Two-dimensional ReN$_2$ materials from first principles

TL;DR

This study predicts two stable two-dimensional ReN$_2$ structures with distinct electronic and magnetic properties, highlighting their potential for novel applications based on first-principles calculations.

Contribution

First-principles predictions of stable 2D ReN$_2$ structures with detailed analysis of their stability, electronic, and magnetic properties, revealing new phases with unique features.

Findings

Both structures are dynamically and mechanically stable.

Honeycomb structure exhibits N-based ferromagnetism, tunable to antiferromagnetism.

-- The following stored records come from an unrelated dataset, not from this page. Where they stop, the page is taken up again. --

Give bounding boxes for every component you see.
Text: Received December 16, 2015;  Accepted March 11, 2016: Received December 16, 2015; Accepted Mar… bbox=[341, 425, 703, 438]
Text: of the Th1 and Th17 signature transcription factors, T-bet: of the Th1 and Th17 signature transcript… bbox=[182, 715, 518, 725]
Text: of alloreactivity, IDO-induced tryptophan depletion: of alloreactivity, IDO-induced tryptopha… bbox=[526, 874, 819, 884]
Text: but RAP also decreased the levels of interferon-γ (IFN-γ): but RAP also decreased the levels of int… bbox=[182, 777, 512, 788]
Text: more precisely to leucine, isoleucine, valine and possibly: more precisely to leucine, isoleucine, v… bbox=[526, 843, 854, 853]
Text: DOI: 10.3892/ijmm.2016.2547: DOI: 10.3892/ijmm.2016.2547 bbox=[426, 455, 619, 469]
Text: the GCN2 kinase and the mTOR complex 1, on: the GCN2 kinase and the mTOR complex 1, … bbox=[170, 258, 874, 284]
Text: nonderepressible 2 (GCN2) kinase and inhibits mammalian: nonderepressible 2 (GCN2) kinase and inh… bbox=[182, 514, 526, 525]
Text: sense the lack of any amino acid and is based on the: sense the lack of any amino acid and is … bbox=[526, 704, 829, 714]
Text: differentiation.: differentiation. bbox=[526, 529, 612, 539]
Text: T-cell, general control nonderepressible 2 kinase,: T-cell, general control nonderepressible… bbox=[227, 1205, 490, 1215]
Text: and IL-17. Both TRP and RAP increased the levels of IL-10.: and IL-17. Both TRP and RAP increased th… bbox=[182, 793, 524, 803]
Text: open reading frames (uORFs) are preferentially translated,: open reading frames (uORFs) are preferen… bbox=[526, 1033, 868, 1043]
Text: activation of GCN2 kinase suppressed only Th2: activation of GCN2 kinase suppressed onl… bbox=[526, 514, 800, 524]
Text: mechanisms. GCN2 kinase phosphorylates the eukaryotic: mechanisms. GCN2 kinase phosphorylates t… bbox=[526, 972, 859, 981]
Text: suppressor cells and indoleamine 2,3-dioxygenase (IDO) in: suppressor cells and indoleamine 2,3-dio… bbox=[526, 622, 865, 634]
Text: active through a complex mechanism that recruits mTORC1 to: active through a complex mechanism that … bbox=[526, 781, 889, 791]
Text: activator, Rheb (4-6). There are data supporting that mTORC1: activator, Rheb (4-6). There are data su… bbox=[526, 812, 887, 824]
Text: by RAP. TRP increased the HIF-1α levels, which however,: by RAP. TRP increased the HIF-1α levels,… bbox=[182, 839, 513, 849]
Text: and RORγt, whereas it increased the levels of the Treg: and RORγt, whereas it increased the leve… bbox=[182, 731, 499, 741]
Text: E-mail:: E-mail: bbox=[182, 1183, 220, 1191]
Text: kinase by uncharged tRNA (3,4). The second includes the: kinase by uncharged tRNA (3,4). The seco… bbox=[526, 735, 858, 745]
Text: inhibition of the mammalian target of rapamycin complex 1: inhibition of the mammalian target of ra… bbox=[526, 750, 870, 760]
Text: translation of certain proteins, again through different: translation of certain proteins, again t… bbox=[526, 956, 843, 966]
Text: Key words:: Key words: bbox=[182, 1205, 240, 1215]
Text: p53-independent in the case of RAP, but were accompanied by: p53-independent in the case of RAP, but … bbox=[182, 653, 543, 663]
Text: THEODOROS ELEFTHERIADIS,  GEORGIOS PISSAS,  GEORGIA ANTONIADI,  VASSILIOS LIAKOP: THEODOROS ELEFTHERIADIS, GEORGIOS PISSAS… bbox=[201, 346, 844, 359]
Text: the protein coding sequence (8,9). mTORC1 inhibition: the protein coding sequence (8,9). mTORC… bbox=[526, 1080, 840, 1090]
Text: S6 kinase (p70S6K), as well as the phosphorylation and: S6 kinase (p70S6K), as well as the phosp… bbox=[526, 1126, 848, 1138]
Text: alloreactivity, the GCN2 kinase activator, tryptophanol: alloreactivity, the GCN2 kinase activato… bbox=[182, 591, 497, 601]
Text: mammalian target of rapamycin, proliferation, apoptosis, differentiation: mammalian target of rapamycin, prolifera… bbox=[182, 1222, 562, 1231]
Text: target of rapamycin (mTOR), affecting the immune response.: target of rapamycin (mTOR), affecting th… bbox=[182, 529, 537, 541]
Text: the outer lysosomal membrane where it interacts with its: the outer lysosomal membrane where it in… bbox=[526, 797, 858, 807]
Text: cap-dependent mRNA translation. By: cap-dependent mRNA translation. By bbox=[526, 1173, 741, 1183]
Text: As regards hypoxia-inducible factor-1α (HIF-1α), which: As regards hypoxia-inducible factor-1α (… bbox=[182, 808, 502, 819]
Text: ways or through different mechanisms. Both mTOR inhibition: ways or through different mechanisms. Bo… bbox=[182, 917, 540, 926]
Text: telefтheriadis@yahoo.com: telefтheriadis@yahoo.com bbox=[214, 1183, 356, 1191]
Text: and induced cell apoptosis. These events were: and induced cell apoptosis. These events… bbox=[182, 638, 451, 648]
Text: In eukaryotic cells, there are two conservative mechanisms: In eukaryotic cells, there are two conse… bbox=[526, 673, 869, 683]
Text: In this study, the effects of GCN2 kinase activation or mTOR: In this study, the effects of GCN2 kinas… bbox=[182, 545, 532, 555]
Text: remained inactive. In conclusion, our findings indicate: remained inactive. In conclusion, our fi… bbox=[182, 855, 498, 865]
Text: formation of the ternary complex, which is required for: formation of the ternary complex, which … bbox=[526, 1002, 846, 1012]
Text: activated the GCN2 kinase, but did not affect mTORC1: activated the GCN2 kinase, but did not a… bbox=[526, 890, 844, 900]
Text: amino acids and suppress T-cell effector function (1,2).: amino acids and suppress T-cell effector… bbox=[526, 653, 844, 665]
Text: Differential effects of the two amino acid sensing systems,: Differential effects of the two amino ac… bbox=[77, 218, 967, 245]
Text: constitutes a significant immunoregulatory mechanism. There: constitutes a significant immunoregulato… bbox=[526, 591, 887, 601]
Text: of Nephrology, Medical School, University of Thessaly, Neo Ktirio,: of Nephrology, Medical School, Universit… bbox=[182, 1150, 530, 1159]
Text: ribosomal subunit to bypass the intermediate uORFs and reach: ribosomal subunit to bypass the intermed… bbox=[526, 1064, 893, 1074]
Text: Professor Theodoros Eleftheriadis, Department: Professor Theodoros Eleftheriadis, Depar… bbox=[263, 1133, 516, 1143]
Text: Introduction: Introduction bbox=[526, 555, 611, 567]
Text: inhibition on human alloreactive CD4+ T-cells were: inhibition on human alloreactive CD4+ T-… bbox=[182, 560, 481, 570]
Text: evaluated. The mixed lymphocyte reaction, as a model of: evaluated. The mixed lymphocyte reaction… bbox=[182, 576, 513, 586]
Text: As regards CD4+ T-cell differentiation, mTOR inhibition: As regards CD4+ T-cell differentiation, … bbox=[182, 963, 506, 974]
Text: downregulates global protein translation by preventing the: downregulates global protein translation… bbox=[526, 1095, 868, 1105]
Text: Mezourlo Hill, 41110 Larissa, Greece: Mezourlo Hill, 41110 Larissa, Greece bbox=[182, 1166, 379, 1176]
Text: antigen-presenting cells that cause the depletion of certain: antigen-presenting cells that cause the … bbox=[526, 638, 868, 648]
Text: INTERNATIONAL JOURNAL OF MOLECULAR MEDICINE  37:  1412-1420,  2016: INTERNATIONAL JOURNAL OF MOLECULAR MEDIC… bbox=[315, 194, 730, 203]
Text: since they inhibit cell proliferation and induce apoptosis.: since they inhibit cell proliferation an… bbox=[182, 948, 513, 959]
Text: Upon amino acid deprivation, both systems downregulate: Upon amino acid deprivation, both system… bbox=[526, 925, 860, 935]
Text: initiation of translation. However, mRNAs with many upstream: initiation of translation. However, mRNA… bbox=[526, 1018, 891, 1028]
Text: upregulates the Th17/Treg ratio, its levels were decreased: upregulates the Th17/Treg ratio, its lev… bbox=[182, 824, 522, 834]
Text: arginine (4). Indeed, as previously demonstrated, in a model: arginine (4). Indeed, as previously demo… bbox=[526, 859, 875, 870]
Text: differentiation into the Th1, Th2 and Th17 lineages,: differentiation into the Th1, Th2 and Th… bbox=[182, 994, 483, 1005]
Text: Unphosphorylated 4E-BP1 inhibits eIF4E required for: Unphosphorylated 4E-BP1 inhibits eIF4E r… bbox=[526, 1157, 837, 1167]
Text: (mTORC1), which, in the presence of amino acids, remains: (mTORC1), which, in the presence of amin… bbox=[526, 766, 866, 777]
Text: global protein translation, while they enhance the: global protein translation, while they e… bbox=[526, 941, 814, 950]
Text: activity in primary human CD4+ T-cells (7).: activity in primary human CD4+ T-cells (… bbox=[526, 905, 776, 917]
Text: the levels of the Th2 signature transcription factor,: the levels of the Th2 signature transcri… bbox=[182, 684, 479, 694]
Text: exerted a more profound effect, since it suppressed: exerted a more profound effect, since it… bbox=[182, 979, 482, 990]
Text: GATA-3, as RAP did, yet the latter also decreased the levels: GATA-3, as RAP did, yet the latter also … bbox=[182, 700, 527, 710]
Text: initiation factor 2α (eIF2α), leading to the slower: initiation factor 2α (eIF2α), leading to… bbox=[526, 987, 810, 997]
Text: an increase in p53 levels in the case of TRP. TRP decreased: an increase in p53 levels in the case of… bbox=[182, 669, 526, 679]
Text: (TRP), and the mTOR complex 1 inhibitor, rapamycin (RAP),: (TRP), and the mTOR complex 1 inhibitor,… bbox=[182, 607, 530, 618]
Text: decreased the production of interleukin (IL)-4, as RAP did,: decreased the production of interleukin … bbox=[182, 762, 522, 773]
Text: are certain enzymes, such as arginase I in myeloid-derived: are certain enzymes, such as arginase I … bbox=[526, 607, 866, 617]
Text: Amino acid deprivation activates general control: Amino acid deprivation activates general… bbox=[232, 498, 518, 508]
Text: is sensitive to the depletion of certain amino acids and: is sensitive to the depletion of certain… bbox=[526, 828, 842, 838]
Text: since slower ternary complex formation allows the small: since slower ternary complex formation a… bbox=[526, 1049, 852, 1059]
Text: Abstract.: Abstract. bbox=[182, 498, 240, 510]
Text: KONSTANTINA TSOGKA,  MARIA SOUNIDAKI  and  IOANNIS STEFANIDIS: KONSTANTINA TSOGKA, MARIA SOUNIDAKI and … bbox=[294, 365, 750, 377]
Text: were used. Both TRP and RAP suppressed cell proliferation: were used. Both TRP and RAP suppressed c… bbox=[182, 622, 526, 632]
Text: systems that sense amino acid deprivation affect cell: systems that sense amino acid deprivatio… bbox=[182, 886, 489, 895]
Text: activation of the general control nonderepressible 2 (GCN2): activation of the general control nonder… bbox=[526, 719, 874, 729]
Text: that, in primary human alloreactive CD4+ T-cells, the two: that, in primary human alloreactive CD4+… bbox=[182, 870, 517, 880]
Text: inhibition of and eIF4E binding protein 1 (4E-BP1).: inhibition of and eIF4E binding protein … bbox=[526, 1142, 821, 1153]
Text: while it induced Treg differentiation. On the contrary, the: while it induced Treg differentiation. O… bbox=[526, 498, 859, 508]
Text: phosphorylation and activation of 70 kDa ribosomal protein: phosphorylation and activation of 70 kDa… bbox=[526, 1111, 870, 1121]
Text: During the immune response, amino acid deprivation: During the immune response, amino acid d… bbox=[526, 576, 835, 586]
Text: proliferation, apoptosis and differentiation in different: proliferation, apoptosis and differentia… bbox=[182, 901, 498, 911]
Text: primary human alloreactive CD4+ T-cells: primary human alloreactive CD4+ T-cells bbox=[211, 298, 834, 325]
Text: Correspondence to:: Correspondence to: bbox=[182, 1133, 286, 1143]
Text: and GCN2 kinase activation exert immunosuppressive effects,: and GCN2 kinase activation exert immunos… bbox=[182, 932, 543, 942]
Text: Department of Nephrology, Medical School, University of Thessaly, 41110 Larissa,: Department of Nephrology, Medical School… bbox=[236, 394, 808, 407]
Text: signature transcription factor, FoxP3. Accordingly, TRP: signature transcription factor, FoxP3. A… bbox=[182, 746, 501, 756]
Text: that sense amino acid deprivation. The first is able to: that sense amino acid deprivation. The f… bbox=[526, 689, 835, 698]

Tetragonal phase is more stable and metallic, while honeycomb is ferromagnetic semi-metal.

Abstract

The discovery of graphene makes it highly desirable to seek new two-dimensional materials. Through first-principles investigation, we predict two-dimensional materials of ReN$_{2}$: honeycomb and tetragonal structures. The phonon spectra establish the dynamical stability for both of the two structures, and the calculated in-plane stiffness constants proves their mechanical stability. The energy bands near the Fermi level consist of N-p and Re-d orbitals for the honeycomb structure, and are mainly from Re d orbitals for the tetragonal structure. While the tetragonal structure is non-magnetic, the honeycomb structure has N-based ferromagnetism, which will transit to anti-ferromagnetism under 14$\%$ biaxial strain. The calculated electron localization function and spin density indicate that direct N-N bond can occur only in the honeycomb structure. The ferromagnetism allows us to distinguish the two 2D phases easily. The tetragonal phase has lower energy than the honeycomb one, which means that the tetragonal phase is more stable, but the hexagonal phase has much larger bulk, shear, and Young's muduli than the tetragonal phase. The tetragonal phase is a three-bands metal, and the hexagonal phase is a ferromagnetic semi-metal. The special structural, electronic, magnetic, and optical properties in the honeycomb and tetragonal structures make them promising for novel applications.